Still, it's not so much that I think Google is doing evil right now, but the
more they gather, the more potential they have to do bad things with it. And
since they're pushing into unprecedented data gathering, it's not limited to
"bad things that have happened before that I can enumerate specifically",
either. Who can predict what pessimistic delights lie in wait over the next
decade?

And the more they gather, the more of a target they become for crackers,
internal leaks, legistlation, and the more room there is for plain old
mistakes. Maybe they really don't want to do evil, but on their way from
virtue to virtue, some quantity of people will be barged out of the way,
trampled upon and mistreated, just because Goog are huge.

Also consider that if you regularly use Google maps for directions, then you
will tend to do home->place or work->place, focusing in on your main
locations.

If you search Google for names, then the chances are you're looking for
friends/relatives, or famous people.

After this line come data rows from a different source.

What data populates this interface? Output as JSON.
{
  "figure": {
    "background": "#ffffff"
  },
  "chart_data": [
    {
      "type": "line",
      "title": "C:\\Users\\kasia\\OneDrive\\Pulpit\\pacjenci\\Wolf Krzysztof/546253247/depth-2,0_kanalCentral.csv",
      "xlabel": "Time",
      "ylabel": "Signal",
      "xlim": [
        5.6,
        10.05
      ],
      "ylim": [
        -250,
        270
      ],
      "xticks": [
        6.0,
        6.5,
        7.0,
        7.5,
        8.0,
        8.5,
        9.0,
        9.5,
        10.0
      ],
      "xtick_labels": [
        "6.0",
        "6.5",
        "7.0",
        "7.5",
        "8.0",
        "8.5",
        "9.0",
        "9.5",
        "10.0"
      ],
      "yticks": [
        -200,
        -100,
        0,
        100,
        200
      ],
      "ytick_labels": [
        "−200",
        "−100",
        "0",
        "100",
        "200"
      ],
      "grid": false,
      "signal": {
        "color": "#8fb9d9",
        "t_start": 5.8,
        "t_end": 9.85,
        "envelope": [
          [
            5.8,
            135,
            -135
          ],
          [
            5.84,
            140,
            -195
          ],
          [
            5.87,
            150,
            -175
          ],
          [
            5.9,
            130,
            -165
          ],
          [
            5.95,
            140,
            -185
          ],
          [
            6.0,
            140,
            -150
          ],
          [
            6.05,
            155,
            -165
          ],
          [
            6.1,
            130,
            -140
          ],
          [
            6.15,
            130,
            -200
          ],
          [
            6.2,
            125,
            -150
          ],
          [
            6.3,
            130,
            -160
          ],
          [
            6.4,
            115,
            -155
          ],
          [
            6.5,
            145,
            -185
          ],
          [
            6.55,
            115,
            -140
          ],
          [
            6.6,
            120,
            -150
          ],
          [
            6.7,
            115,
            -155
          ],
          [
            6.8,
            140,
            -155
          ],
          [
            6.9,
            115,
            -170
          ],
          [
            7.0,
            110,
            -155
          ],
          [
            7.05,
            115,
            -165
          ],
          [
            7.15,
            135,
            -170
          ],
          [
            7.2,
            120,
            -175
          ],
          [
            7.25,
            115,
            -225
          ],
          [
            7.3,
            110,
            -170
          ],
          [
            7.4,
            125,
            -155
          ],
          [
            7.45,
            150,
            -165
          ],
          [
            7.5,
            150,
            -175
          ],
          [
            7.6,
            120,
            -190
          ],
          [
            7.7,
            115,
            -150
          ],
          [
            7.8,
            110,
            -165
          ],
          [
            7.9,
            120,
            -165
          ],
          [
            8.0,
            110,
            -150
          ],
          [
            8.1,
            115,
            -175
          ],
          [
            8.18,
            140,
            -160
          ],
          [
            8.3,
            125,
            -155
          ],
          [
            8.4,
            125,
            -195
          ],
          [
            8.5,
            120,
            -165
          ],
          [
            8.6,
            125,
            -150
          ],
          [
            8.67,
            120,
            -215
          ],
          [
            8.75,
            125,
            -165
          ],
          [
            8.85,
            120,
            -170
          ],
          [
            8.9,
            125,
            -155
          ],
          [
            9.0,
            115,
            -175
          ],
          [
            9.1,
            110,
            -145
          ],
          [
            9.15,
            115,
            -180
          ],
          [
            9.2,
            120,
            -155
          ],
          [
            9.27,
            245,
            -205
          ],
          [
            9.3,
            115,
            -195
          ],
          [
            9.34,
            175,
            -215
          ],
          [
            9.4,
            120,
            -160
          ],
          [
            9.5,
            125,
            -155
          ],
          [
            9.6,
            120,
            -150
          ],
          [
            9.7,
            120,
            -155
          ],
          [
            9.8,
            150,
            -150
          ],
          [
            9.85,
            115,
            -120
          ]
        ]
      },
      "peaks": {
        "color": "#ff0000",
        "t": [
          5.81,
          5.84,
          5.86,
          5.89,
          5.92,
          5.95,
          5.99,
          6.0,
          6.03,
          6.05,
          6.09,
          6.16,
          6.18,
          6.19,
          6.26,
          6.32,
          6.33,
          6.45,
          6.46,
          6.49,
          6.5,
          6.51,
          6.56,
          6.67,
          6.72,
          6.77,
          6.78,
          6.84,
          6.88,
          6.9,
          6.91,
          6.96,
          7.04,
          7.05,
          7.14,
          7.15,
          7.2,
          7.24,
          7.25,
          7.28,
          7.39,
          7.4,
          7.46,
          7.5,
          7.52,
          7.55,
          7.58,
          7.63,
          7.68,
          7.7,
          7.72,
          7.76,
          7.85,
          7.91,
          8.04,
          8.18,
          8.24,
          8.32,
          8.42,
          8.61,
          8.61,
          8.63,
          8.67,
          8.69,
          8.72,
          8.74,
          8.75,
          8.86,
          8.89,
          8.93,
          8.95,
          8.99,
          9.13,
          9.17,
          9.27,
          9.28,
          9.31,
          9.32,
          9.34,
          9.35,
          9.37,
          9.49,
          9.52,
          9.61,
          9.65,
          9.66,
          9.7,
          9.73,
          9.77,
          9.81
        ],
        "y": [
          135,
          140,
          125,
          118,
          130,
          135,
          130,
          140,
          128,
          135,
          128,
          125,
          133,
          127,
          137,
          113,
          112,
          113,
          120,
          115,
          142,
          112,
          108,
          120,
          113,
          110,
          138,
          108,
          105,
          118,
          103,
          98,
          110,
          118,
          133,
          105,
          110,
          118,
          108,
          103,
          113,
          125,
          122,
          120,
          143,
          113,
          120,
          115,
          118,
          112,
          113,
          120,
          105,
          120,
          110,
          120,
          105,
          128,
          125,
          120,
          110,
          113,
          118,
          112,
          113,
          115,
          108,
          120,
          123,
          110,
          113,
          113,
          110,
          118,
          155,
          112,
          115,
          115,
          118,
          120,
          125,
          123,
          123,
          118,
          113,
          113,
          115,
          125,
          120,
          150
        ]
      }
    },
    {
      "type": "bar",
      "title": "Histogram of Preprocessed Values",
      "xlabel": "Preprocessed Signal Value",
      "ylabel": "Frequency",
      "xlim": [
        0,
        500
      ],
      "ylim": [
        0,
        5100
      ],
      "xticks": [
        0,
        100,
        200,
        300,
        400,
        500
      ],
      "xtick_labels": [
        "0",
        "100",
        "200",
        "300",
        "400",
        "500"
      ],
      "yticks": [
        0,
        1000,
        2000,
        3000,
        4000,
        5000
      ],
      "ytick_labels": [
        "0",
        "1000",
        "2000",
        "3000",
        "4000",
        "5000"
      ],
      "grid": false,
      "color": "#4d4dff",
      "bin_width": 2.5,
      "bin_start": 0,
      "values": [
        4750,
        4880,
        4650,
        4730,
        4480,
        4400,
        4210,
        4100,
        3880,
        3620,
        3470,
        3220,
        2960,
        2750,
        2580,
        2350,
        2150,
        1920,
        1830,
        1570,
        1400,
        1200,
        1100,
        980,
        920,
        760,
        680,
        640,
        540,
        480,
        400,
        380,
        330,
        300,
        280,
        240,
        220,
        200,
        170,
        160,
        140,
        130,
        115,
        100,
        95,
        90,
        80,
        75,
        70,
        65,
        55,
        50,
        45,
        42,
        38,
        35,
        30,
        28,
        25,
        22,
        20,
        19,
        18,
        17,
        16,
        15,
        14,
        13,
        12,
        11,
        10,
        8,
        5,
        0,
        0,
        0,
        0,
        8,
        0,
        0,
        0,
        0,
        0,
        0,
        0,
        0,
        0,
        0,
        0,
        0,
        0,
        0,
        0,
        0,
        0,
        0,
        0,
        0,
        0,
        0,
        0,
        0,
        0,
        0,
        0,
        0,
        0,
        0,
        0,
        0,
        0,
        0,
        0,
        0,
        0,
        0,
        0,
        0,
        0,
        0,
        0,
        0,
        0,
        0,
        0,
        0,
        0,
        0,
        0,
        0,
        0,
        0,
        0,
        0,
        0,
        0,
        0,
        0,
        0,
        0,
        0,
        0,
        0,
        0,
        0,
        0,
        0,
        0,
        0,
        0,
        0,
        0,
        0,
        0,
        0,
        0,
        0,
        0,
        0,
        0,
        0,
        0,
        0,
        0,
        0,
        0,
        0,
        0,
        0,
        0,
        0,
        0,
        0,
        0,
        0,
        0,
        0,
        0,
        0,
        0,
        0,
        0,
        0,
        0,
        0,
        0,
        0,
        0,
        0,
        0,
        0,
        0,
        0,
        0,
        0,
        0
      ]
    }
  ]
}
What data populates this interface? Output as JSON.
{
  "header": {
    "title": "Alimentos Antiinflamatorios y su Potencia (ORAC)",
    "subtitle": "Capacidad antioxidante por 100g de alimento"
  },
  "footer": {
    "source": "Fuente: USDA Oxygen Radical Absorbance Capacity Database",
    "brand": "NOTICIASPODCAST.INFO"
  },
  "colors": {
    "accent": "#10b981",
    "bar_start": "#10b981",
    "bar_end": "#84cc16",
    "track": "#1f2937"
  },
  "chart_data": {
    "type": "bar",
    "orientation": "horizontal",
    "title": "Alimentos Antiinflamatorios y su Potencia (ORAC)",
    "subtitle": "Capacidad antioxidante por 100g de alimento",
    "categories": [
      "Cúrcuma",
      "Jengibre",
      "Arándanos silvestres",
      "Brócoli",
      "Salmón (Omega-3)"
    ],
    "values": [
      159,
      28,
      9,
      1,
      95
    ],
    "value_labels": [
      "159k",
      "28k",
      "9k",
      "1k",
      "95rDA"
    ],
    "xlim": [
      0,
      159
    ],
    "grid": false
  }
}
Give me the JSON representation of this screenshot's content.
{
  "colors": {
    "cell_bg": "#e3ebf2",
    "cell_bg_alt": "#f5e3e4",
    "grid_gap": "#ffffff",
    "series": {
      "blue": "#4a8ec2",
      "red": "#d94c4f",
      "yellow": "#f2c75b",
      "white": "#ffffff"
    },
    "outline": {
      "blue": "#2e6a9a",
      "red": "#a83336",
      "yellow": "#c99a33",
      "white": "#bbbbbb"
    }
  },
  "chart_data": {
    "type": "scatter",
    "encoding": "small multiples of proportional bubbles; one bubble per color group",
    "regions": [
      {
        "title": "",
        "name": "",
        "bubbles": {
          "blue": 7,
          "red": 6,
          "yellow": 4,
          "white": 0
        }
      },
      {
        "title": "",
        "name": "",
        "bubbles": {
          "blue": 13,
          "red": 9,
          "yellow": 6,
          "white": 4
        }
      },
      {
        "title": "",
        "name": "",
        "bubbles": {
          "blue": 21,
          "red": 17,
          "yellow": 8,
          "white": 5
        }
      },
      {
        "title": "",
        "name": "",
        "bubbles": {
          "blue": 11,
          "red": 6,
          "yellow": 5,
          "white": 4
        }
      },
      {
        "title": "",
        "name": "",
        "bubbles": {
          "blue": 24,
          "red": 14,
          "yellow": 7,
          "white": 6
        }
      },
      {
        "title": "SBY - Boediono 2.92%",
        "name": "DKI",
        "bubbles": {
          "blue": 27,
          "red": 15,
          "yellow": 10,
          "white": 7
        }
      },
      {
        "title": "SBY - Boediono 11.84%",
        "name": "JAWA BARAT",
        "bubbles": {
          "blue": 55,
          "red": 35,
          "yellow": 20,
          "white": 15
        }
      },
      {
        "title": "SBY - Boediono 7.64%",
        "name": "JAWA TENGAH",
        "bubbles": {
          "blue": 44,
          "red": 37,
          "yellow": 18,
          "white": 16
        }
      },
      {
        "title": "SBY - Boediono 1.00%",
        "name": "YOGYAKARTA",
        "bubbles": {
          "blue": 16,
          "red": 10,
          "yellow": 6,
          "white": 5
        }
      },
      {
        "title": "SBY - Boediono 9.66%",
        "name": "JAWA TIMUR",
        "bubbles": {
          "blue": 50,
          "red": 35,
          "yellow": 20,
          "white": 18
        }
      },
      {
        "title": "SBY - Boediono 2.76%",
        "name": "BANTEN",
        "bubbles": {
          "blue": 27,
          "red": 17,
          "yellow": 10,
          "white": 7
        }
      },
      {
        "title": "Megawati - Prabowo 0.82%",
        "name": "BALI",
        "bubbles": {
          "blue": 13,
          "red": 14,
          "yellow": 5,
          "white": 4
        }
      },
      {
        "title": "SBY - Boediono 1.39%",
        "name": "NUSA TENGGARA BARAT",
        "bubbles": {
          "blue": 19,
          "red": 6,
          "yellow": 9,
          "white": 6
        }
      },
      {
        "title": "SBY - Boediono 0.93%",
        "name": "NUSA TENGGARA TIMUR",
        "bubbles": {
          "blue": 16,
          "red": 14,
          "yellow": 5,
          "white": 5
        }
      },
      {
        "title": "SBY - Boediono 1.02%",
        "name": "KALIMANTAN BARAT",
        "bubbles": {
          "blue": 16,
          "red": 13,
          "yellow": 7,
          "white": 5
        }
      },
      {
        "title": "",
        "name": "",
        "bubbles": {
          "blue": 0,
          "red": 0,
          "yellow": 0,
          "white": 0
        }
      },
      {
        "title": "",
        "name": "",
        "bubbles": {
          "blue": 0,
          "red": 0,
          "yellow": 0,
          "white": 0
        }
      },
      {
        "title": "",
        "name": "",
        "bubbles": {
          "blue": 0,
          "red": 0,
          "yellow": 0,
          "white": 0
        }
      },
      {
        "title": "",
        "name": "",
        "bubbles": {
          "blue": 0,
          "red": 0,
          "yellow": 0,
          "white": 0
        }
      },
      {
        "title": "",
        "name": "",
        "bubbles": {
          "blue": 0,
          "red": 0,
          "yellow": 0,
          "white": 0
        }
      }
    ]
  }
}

Google can tell famous people, because
other people are searching for them.

------
debt
He left out one of the most important Google acquisitions: DoubleClick. Ugh,
this article poorly researched and written.

------
azharcs
Everyday I am using less and less of Google products, My default search is
Yahoo now and Image Search is MSN Live, they are perfect. I somehow see Google
as the evil empire of the future and by giving free lunch and letting
employees bring puppies inside office won't change that.